Stock-Borouge
Net profit jumped 33% y-o-y through record production volumes, strong sales. Image Credit: Supplied

Abu Dhabi: The ADNOC-affiliated petrochemicals company Borouge has posted a 33 per cent year-on-year increase in Q2-2024 net profit to $308 million. The ADX-listed firm attributed the growth in profits to higher sales and cost efficiencies as the company recorded its highest-ever production volumes.

Borouge posted Q2 revenue of $1.5 billion, up 6 per cent year-on-year, beating analysts’ expectations. The company delivered a 41 per cent EBITDA margin and record production volumes, up from 37 per cent a year earlier.

Adjusted EBITDA surged 18 per cent YoY to $613 million in the second quarter (Q2), underpinned by a 6 per cent increase in revenue and a 6 per cent improvement in cost per tonne. Borouge said its premium products continue to drive strong sales performance, underlining the company’s resilience in a challenging global market environment for the broader petrochemicals industry.

“The company is leveraging its competitive advantage in the Asia Pacific, the Middle East, and Africa, driven by superior technology, innovation, operational excellence, and an extensive sales and marketing network,” it said.

Dividend policy

Borouge said it also remains committed to distributing a $1.3 billion dividend in 2024.

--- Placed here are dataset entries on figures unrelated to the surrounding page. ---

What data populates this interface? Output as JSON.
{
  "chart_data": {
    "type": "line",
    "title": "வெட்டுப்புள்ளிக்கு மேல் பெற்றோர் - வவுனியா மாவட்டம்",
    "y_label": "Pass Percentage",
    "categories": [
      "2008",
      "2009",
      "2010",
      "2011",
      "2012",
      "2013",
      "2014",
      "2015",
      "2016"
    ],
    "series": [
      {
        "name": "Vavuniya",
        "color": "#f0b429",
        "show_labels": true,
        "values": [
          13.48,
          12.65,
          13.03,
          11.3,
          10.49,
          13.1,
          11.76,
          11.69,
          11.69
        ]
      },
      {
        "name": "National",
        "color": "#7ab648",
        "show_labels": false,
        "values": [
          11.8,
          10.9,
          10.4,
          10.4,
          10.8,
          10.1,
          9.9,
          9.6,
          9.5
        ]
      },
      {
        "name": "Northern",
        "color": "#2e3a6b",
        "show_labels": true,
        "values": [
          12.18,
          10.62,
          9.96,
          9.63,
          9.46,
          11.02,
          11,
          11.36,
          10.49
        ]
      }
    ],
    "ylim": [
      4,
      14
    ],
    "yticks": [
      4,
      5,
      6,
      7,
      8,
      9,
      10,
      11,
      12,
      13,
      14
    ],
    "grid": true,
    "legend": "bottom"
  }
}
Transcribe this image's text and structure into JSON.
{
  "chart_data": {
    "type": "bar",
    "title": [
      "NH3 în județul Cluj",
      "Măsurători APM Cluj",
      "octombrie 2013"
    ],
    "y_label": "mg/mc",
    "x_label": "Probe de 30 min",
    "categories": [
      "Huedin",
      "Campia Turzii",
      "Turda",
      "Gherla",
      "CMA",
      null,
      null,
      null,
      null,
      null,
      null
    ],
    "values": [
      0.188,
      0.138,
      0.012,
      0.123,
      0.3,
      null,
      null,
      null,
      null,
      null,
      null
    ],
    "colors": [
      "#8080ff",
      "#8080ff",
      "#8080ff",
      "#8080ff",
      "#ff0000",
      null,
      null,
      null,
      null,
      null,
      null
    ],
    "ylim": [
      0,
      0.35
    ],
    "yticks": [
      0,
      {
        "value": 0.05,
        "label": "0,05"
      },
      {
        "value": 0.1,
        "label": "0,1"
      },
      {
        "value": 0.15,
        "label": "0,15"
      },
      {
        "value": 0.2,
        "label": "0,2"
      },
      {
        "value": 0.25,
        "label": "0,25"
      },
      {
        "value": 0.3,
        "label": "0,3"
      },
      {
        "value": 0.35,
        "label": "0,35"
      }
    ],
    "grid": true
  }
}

For the first half (H1) of 2024, the company reported a net profit of $581 million, an increase of 35 per cent YoY, with adjusted EBITDA increasing 21 per cent to $1.18 billion. H1 revenue of $2.81 billion was unchanged from a year earlier, while costs, excluding depreciation and amortisation, decreased 11 per cent due to a continued commitment to rigorous cost management.

The company has reaffirmed its intention to maintain a $1.3 billion dividend for 2024, or 15.88 fils per share, providing a current yield of almost 6.5 per cent.

Shareholders are scheduled to meet at a general meeting in the third quarter to approve the distribution of 7.94 fils per share interim dividend.

Profitability driver

A key driver of Borouge’s profitability is its sustained price premia for polyethene and polypropylene, which remained robust at $198 and $138 per tonne, respectively, in Q2, the company said. 

This was in line with Borouge's mid-term through-the-cycle guidance, which management reiterates. Borouge achieved record quarterly production levels, driven by outstanding capacity utilisation rates of 114 per cent for polyethene and 103 per cent for polypropylene. This was supported by an ongoing focus on process safety and asset reliability, which stood at 97 per cent in Q2.

Hazeem Sultan Al Suwaidi, Borouge’s Chief Executive Officer, said, “Borouge stands out globally for its operational excellence and determined focus on value creation, as reflected in peak utilisation rates, record production volumes, and industry-leading EBITDA margins.”

Al Suwaidi said, “Our priority is to drive accelerated growth through capacity expansion, optimal productivity and a focus on high-value customer segments.”

Borouge 4 complex

The company CEO has promised to deliver a “transformational increase in production volumes” through the Borouge 4 complex—the company’s second ethylene unit EU2—and as part of a consortium drawing plans for a new speciality polyolefins plant in China.

“An ambitious artificial intelligence programme is also powering growth and enhancing productivity, safety and sustainability to unlock significant financial value,” said the CEO.

The company has reached over 70% completion of the Borouge 4 facility mega project, which will increase production capacity by 28 per cent, making Al Ruwais Industrial City the biggest integrated single-site polyolefin complex in the world. The project, built by Borouge on behalf of the project’s owners, ADNOC and Borealis, is scheduled for completion at the end of 2025 and is projected to generate an additional $1.5 - $1.9 billion in annual revenue.

Sales volumes rose by 16 per cent in Q2, supported by the infrastructure solutions segment.

Borouge reported revenue of $1.5 billion in Q2, up 6 per cent year over year. Sales volumes increased 16 per cent quarter over quarter (QoQ), driven by a focus on high-value segments, with infrastructure solutions contributing 41% of sales volumes.

Average sales prices softened marginally in the quarter, with a small gain for polypropylene offset by a slight decline for polyethene. Global benchmarks rose 4 per cent and 2 per cent QoQ, respectively. Asia Pacific accounted for 66 per cent of sales volume, unchanged YoY, with the Middle East and Africa advancing to 28 per cent from 27 per cent a year earlier as the company optimised its regional sales mix.

Adjusted EBITDA increased to $613 million from $518 million a year earlier, with the company achieving management guidance on price premia despite the challenging market conditions.